Say one day you come across a hungry bird that’s standing motionless in front pile of seed. Why doesn’t the bird hop over and devour the food, you ask yourself? Then you step back a bit and realize there’s a wire in front of the bird. But you still can’t figure out why the stupid bird doesn’t hop around the wire and get a solid meal. Then you step back a bit more and see another wire. You step back even further and realize that there isn’t one or two or three, but hundreds of wires between the bird and its food, constraining it and ensuring its ultimate starvation.

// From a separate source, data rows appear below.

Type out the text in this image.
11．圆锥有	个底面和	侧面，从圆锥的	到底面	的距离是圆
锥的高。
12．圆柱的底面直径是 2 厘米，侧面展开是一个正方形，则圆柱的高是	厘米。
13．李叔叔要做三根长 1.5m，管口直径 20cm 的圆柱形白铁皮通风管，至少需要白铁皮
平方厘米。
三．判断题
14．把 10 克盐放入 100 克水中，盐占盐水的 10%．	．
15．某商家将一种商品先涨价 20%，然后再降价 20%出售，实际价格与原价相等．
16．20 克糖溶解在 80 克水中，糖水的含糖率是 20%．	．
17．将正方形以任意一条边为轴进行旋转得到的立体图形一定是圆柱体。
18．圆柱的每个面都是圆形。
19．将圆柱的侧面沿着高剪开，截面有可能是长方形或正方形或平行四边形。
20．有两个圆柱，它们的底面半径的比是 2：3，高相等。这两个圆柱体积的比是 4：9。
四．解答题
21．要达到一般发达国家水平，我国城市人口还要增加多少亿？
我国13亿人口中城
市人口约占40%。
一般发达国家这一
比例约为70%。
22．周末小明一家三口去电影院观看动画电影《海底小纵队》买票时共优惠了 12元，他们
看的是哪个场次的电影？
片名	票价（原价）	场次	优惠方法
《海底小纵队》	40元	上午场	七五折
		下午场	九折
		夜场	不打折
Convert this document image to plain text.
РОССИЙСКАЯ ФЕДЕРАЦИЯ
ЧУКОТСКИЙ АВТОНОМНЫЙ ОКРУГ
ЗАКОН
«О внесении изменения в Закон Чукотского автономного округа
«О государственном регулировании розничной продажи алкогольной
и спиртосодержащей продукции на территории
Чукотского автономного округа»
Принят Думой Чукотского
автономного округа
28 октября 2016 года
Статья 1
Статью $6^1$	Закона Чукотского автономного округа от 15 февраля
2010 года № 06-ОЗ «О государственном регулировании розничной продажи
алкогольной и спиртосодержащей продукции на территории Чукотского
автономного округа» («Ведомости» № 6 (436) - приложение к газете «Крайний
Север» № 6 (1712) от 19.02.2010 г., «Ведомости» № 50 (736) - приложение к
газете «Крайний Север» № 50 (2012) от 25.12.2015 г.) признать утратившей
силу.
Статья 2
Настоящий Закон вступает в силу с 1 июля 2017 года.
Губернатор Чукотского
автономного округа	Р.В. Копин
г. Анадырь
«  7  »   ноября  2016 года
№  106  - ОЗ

This birdcage metaphor, invented by feminist philosopher Marilyn Frye, explains the nature of sexist oppression. No one random setback could oppress a woman. But a catcall, a pinch on the rear, a mansplaining coworker who takes credit for your ideas, a patronizing look, an overlooked promotion, a grope that goes 2 inches too far, being called slutty if you have sex or frigid if you don’t, earning 79 cents on the dollar, being expected to give up your name in marriage, watching movies that treat women like sexy furniture instead of actual people, being one of the one in six women who’ll experience sexual violence, attending a church where only men get to be made in God’s image, clocking more than twice as many hours on household chores as a husband who seems to think his dinner is cooked and house is cleaned and children are tended to by invisible elves — all of this forms a cage.
The birdcage metaphor explains why feminists often seem to get their panties in a bunch over things that look trivial — things like sexist jokes, or having to drive almost 200 miles to get an abortion you’re legally entitled to, or small but statistically significantly lower scores on student evaluations. They understand that these things aren’t trivial at all, that they can’t be understood in isolation.
Oppression doesn’t require individual people to act as oppressors. To be sure, oppression can take place when one individual person intentionally does something that harms another — if nothing else, the #MeToo movement has shown us that. But this kind of intentional harm isn’t the only, nor even the most common, kind of oppressive injustice.
And that’s what’s going on with student evaluations. No one is suggesting that students are all sexists, that they consciously think that men are better professors, that they’re intentionally trying to destroy their female professors’ careers. Students are simply unconsciously reproducing what our society has long been telling them about the appropriate roles and behaviors for men and women.
It’s not their fault that their female professors don’t neatly fit the social scripts. But it will be the academy’s fault if it continues to allow biased student evaluations to derail women’s careers.
Carol Hay is an associate professor of philosophy at the University of Massachusetts Lowell. She is currently writing a book about feminism entitled “Quite Contrary.”